4 thoughts on “Tell Me Why This Couldn’t Work”

  1. It could, but I don’t think the professional associations will do it because their economic relationship with university publishers (who will, indeed, be obliterated by this shift) (Don’t think they have a relationship? Who pays for the advertising in programs and journals?).

    It’s possible, though, that the university presses themselves might do this, or a consortium of them. At this point, even though they often require substantial subventions from authors, they’re looking for any cost-cutting measures they can get away with: eliminating the actual publishing would be a gold mine. They’ve already got the network of volunteer reviewers and the name recognition.

  2. Great thoughts. Not so much a reason why this wouldn’t work as a question: Why would a model such as this apply only to monograph-length works or collections of chapters?

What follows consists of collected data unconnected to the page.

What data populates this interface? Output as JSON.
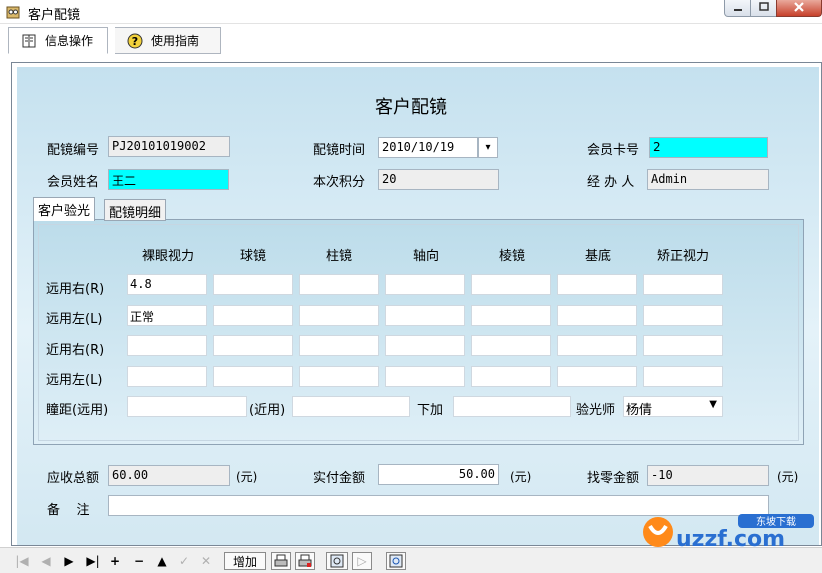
{
  "window": {
    "title": "客户配镜"
  },
  "tabs": [
    {
      "label": "信息操作",
      "icon": "book-icon"
    },
    {
      "label": "使用指南",
      "icon": "help-icon"
    }
  ],
  "form": {
    "heading": "客户配镜",
    "order_no_label": "配镜编号",
    "order_no": "PJ20101019002",
    "time_label": "配镜时间",
    "time": "2010/10/19",
    "card_label": "会员卡号",
    "card": "2",
    "name_label": "会员姓名",
    "name": "王二",
    "points_label": "本次积分",
    "points": "20",
    "handler_label": "经 办 人",
    "handler": "Admin"
  },
  "subtabs": [
    "客户验光",
    "配镜明细"
  ],
  "grid": {
    "columns": [
      "裸眼视力",
      "球镜",
      "柱镜",
      "轴向",
      "棱镜",
      "基底",
      "矫正视力"
    ],
    "rows": [
      {
        "label": "远用右(R)",
        "values": [
          "4.8",
          "",
          "",
          "",
          "",
          "",
          ""
        ]
      },
      {
        "label": "远用左(L)",
        "values": [
          "正常",
          "",
          "",
          "",
          "",
          "",
          ""
        ]
      },
      {
        "label": "近用右(R)",
        "values": [
          "",
          "",
          "",
          "",
          "",
          "",
          ""
        ]
      },
      {
        "label": "远用左(L)",
        "values": [
          "",
          "",
          "",
          "",
          "",
          "",
          ""
        ]
      }
    ],
    "pd_far_label": "瞳距(远用)",
    "pd_far": "",
    "pd_near_label": "(近用)",
    "pd_near": "",
    "add_label": "下加",
    "add": "",
    "optometrist_label": "验光师",
    "optometrist": "杨倩"
  },
  "totals": {
    "due_label": "应收总额",
    "due": "60.00",
    "unit1": "(元)",
    "paid_label": "实付金额",
    "paid": "50.00",
    "unit2": "(元)",
    "change_label": "找零金额",
    "change": "-10",
    "unit3": "(元)",
    "remark_label": "备    注",
    "remark": ""
  },
  "toolbar": {
    "add_label": "增加"
  },
  "watermark": {
    "text": "uzzf.com",
    "badge": "东坡下载"
  },
  "colors": {
    "highlight": "#00ffff",
    "panel": "#c5e1ef"
  }
}
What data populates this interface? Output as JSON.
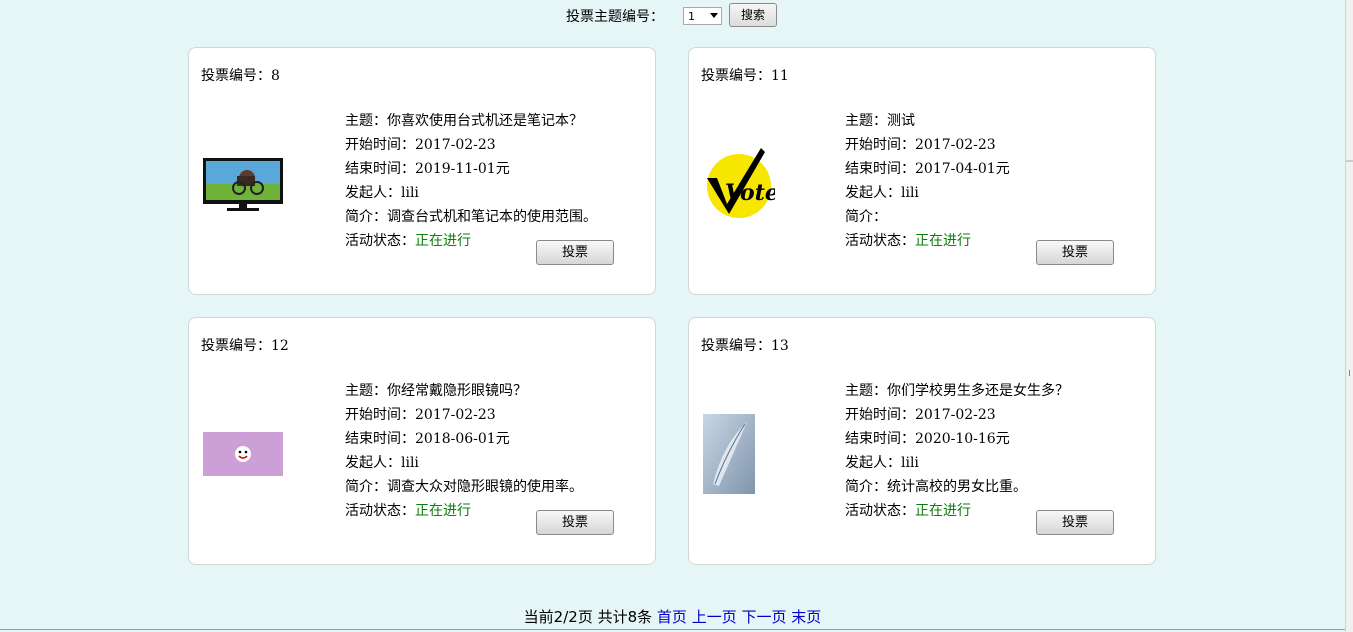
{
  "search": {
    "label": "投票主题编号：",
    "selected_value": "1",
    "button_label": "搜索"
  },
  "labels": {
    "vote_id": "投票编号：",
    "subject": "主题：",
    "start": "开始时间：",
    "end": "结束时间：",
    "initiator": "发起人：",
    "intro": "简介：",
    "status": "活动状态：",
    "vote_button": "投票"
  },
  "cards": [
    {
      "id": "8",
      "subject": "你喜欢使用台式机还是笔记本？",
      "start": "2017-02-23",
      "end": "2019-11-01元",
      "initiator": "lili",
      "intro": "调查台式机和笔记本的使用范围。",
      "status": "正在进行",
      "image": "monitor-image"
    },
    {
      "id": "11",
      "subject": "测试",
      "start": "2017-02-23",
      "end": "2017-04-01元",
      "initiator": "lili",
      "intro": "",
      "status": "正在进行",
      "image": "vote-logo-image",
      "image_text": "Vote"
    },
    {
      "id": "12",
      "subject": "你经常戴隐形眼镜吗？",
      "start": "2017-02-23",
      "end": "2018-06-01元",
      "initiator": "lili",
      "intro": "调查大众对隐形眼镜的使用率。",
      "status": "正在进行",
      "image": "pink-emoji-image"
    },
    {
      "id": "13",
      "subject": "你们学校男生多还是女生多？",
      "start": "2017-02-23",
      "end": "2020-10-16元",
      "initiator": "lili",
      "intro": "统计高校的男女比重。",
      "status": "正在进行",
      "image": "feather-image"
    }
  ],
  "pager": {
    "info": "当前2/2页 共计8条",
    "first": "首页",
    "prev": "上一页",
    "next": "下一页",
    "last": "末页"
  },
  "colors": {
    "background": "#e6f5f5",
    "status": "#0a7f0a",
    "link": "#0000cc"
  }
}
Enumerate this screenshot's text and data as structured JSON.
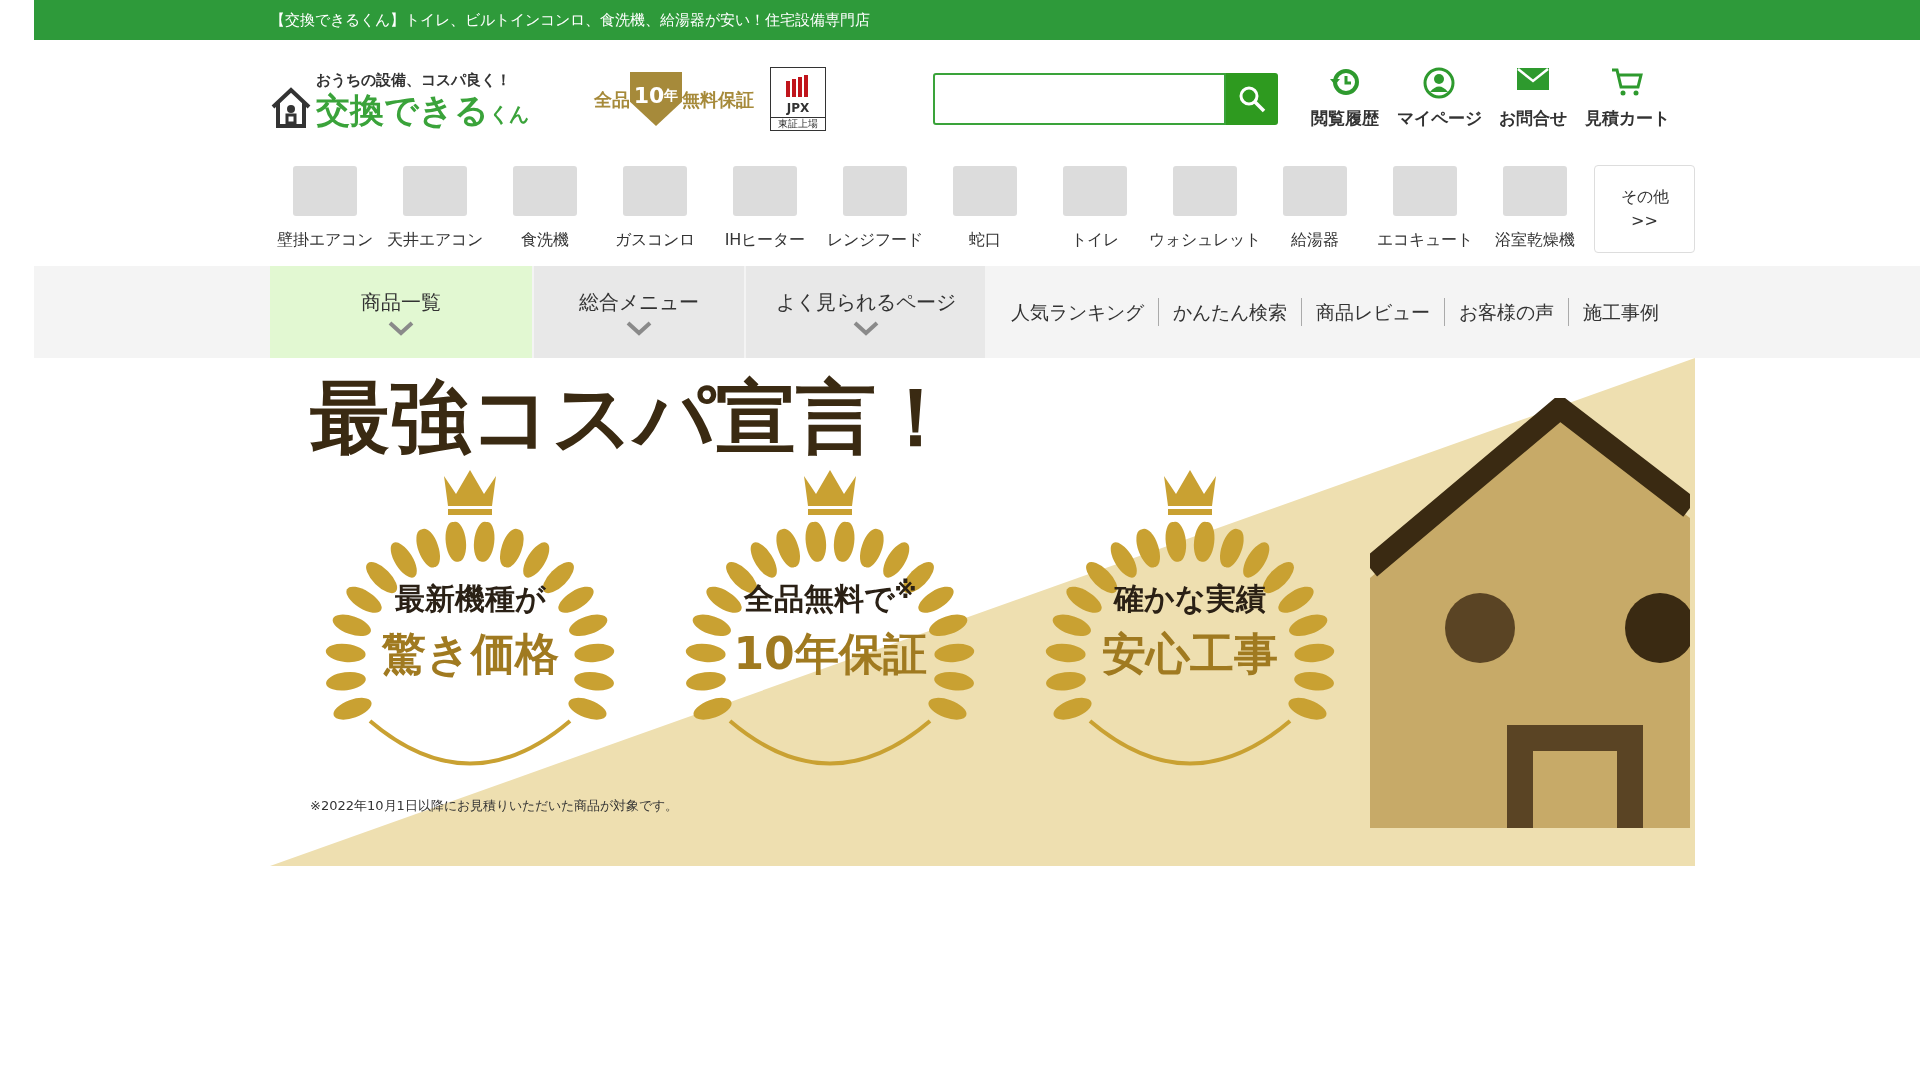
{
  "top_bar": {
    "text": "【交換できるくん】トイレ、ビルトインコンロ、食洗機、給湯器が安い！住宅設備専門店"
  },
  "header": {
    "logo": {
      "tagline": "おうちの設備、コスパ良く！",
      "name": "交換できる",
      "suffix": "くん"
    },
    "warranty": {
      "prefix": "全品",
      "years": "10",
      "unit": "年",
      "suffix": "無料保証"
    },
    "listing": {
      "code": "JPX",
      "market": "東証上場"
    },
    "links": [
      {
        "kind": "history",
        "label": "閲覧履歴"
      },
      {
        "kind": "user",
        "label": "マイページ"
      },
      {
        "kind": "mail",
        "label": "お問合せ"
      },
      {
        "kind": "cart",
        "label": "見積カート"
      }
    ]
  },
  "categories": [
    {
      "label": "壁掛エアコン"
    },
    {
      "label": "天井エアコン"
    },
    {
      "label": "食洗機"
    },
    {
      "label": "ガスコンロ"
    },
    {
      "label": "IHヒーター"
    },
    {
      "label": "レンジフード"
    },
    {
      "label": "蛇口"
    },
    {
      "label": "トイレ"
    },
    {
      "label": "ウォシュレット"
    },
    {
      "label": "給湯器"
    },
    {
      "label": "エコキュート"
    },
    {
      "label": "浴室乾燥機"
    }
  ],
  "more": {
    "label": "その他",
    "arrow": ">>"
  },
  "nav": {
    "tabs": [
      {
        "label": "商品一覧",
        "selected": true
      },
      {
        "label": "総合メニュー",
        "selected": false
      },
      {
        "label": "よく見られるページ",
        "selected": false
      }
    ],
    "links": [
      "人気ランキング",
      "かんたん検索",
      "商品レビュー",
      "お客様の声",
      "施工事例"
    ]
  },
  "banner": {
    "headline": "最強コスパ宣言！",
    "awards": [
      {
        "line1": "最新機種が",
        "line2": "驚き価格"
      },
      {
        "line1": "全品無料で$^{※}$",
        "line2": "10年保証"
      },
      {
        "line1": "確かな実績",
        "line2": "安心工事"
      }
    ],
    "footnote": "※2022年10月1日以降にお見積りいただいた商品が対象です。"
  }
}
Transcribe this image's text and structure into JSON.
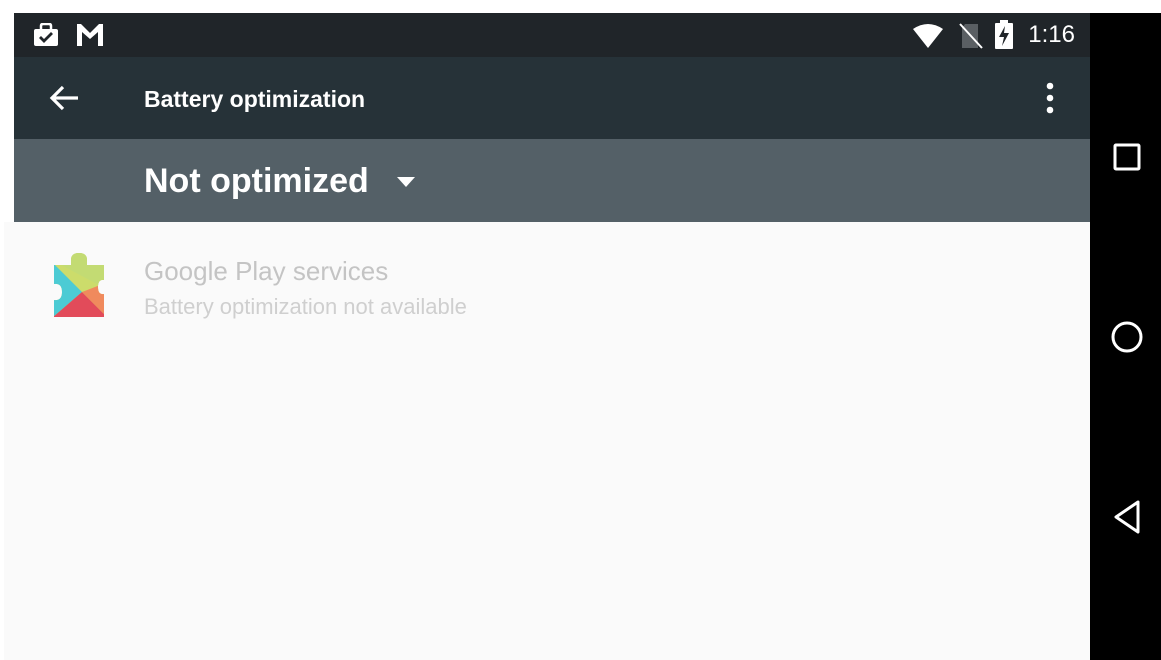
{
  "status_bar": {
    "time": "1:16",
    "icons": [
      "briefcase-check-icon",
      "gmail-icon",
      "wifi-icon",
      "no-sim-icon",
      "battery-charging-icon"
    ]
  },
  "app_bar": {
    "title": "Battery optimization",
    "back_icon": "arrow-back-icon",
    "menu_icon": "more-vert-icon"
  },
  "filter": {
    "selected": "Not optimized",
    "dropdown_icon": "dropdown-arrow-icon"
  },
  "apps": [
    {
      "name": "Google Play services",
      "status": "Battery optimization not available",
      "icon": "google-play-services-icon"
    }
  ],
  "navigation": {
    "icons": [
      "recents-icon",
      "home-icon",
      "back-icon"
    ]
  },
  "colors": {
    "status_bar": "#202529",
    "app_bar": "#263238",
    "filter_bar": "#546067",
    "content_bg": "#fafafa",
    "nav_bar": "#000000",
    "disabled_text": "#c4c4c4"
  }
}
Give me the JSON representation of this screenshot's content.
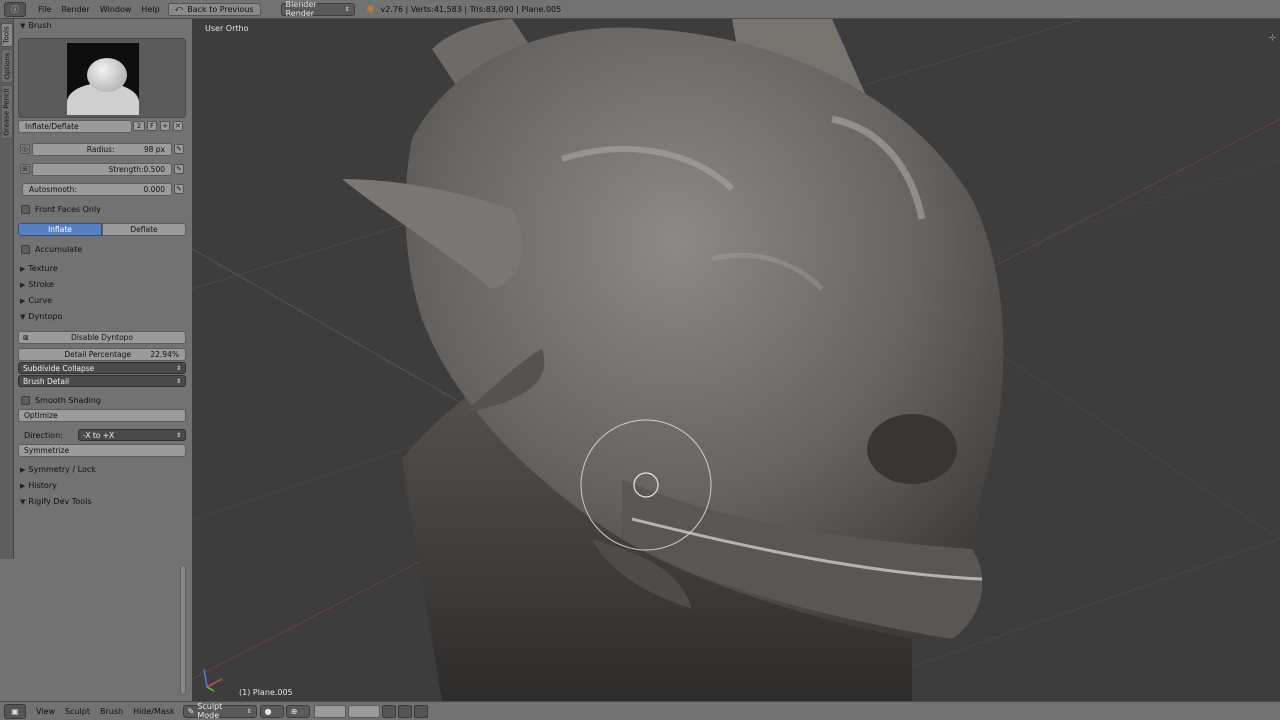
{
  "header": {
    "menus": [
      "File",
      "Render",
      "Window",
      "Help"
    ],
    "back_button": "Back to Previous",
    "render_engine": "Blender Render",
    "stats": "v2.76 | Verts:41,583 | Tris:83,090 | Plane.005"
  },
  "tool_tabs": [
    "Tools",
    "Options",
    "Grease Pencil"
  ],
  "brush": {
    "section": "Brush",
    "name": "Inflate/Deflate",
    "users": "2",
    "fake_user": "F",
    "radius_label": "Radius:",
    "radius_value": "98 px",
    "strength_label": "Strength:",
    "strength_value": "0.500",
    "strength_fraction": 0.5,
    "autosmooth_label": "Autosmooth:",
    "autosmooth_value": "0.000",
    "front_faces_only": "Front Faces Only",
    "inflate": "Inflate",
    "deflate": "Deflate",
    "accumulate": "Accumulate"
  },
  "panels": {
    "texture": "Texture",
    "stroke": "Stroke",
    "curve": "Curve",
    "dyntopo": "Dyntopo",
    "symmetry": "Symmetry / Lock",
    "history": "History",
    "rigify": "Rigify Dev Tools"
  },
  "dyntopo": {
    "disable_button": "Disable Dyntopo",
    "detail_label": "Detail Percentage",
    "detail_value": "22.94%",
    "detail_fraction": 0.2294,
    "method": "Subdivide Collapse",
    "detail_type": "Brush Detail",
    "smooth_shading": "Smooth Shading",
    "optimize": "Optimize",
    "direction_label": "Direction:",
    "direction_value": "-X to +X",
    "symmetrize": "Symmetrize"
  },
  "viewport": {
    "view_label": "User Ortho",
    "object_label": "(1) Plane.005"
  },
  "footer": {
    "menus": [
      "View",
      "Sculpt",
      "Brush",
      "Hide/Mask"
    ],
    "mode": "Sculpt Mode"
  },
  "colors": {
    "selected_button": "#5680c2",
    "panel_bg": "#727272",
    "viewport_bg": "#3d3d3d"
  }
}
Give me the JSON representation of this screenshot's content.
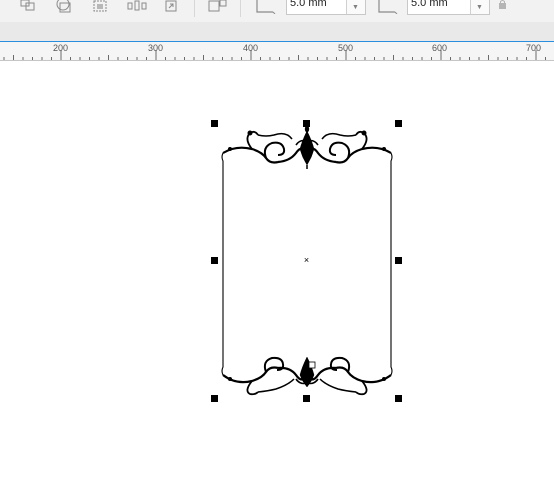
{
  "property_bar": {
    "icons": [
      "combine-icon",
      "intersect-icon",
      "trim-icon",
      "align-distribute-icon",
      "convert-icon",
      "break-apart-icon",
      "corner-shape-icon",
      "corner-shape-icon-2",
      "lock-ratio-icon"
    ],
    "corner_radius_1": {
      "value": "5.0 mm"
    },
    "corner_radius_2": {
      "value": "5.0 mm"
    }
  },
  "ruler": {
    "labels": [
      "200",
      "300",
      "400",
      "500",
      "600",
      "700"
    ]
  },
  "canvas": {
    "object": "ornamental-frame",
    "colors": {
      "handle": "#000000",
      "outline": "#000000",
      "ruler_line": "#2b8de0"
    }
  }
}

    A related thought is that many articles or longer works go through many attempts before finding a publisher. This is not necessarily because of the quality of the work on some objective scale, but also is affected by the differing priorities of judging bodies. Thus in this structure, and especially if it were expanded to deal with articles, where journals vary in disciplinary or specialist prominence, there is a need for a reputation system of different “professional organizations,” as you call them.

    The bottom line may be that professional organizations would have to be radically restructured and possibly fragmented as well to make this work.

  3. You’ve hit on an enthusiasm of mine, that professional organizations will have to take a more central role in publishing scholarship. Jon Dresner may be right about the structural problems with implementing your entire plan. The AHA certainly made it clear that they remain dependent on the income from the print version of AHR, which is published by U of Chicago Press.

    Relatedly, are you aware of Kathleen Fitzpatrick’s Planned Obsolescence, which deals with some of these issues, especially the role of university presses?

  4. This campaign began in the UK last year, but I don’t know whether it has gone anywhere:

    http://www.freeourbooks.org.uk/

    Perhaps reflects a rather different situation here since all universities are public and funded from tax money (or at least in theory).